Probably, Getting a Jumbo Loan to Get Tougher

Probably, Getting a Jumbo Loan to Get Tougher

Government support for relatively exorbitant mortgages backed by Fannie Mae and Freddie Mac are set to expire at the end of this year, unless Congress acts. Let us further analyze the implications of this eventuality.

SOME BACKGROUND

The US government in the midst of the financial crisis, to bolster the rapidly deteriorating housing sector instituted some remedies. One of those palliative remedies was an increase in the amount of jumbo loans, government-backed entities, Fannie and Freddie could guaranty up to $729,750.

SOME OF THE PROBABLE RAMIFICATIONS

Probably, Getting a Jumbo Loan to Get Tougher1. TOUGHER TO QUALIFY FOR LOANS IN SOME AREAS

Since the government will no longer guaranty loans up to $729,750, banks seek to minimize their risks by further tightening loan spigots through relatively stringent requirements. This means in some parts of the country especially high-class areas it would certainly be harder to purchase a residential property, let alone commercial property, because of the prevailing average prices in those areas

2. FURTHER DROP IN HOUSING PRICES IN SOME AREAS

The paradox of this action or inaction by lawmakers would be a further drop in housing prices in high-end residential areas. According to the Federal Housing Administration (FHA), the relatively larger loans backed by FHA have higher delinquency rates. In fact, based on the latest FHA figures, the larger the homes the farther they have fallen.

3. FURTHER REQUIREMENTS OF 750 CREDIT SCORE AND 20% DOWN PAYMENT

The other implication would be for purchasers to come up with the money they no longer cannot secure from Fannie and Freddie. This would force buyers to pay relatively exorbitant interests while face the specter of ever higher credit scores above 750 or so. This point is very important since while usually jumbo loans carry a higher interest than conforming loans, this spread has radically narrowed recently AS interest rates have fallen. In addition, borrowers would have to come up with at least 20% down-payment before even being considered. This confluence of factors would further complicate any rebound in housing sector.

SOME OTHER OBSERVATIONS

Some observers have noted this is the right time to unwind governmental help to the housing market for the following reasons:

  • House Prices Have Fallen
  • Mortgage Prices Have Fallen; and
  • Private Lenders Are Relatively in a Better Shape.
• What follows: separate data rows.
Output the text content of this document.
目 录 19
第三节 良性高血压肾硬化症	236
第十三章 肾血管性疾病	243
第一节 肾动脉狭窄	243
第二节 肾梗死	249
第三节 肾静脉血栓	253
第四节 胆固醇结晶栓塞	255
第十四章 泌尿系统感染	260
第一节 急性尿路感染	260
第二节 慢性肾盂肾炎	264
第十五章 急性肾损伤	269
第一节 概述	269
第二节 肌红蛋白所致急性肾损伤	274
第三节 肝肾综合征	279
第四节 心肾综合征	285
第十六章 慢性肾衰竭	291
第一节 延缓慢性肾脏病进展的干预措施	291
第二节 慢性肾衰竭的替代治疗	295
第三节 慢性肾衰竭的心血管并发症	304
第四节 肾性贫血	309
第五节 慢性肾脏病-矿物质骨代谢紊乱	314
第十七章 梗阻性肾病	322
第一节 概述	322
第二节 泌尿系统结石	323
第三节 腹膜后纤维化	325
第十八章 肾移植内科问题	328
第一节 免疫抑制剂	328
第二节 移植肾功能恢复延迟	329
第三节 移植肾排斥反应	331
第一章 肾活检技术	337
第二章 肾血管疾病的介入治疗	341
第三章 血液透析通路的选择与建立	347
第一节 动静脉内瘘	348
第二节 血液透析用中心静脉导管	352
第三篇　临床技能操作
However, this line of reasoning fails to indicate although the prices have fallen, people still cannot buy because of still stringent home-loan requirements and relatively high unemployment. In fact, home prices fell by 0.5 percent in July from the previous month on a seasonally-adjusted basis, according to the Federal Housing Agency’s home-price index.

SOME PROBABLE CAUTIOUS OPTIMISM

Obama Administration has indicated their tentative support to extend this program for another year. However, in this bitter partisan environment with mid-term elections looming, there is no certainty.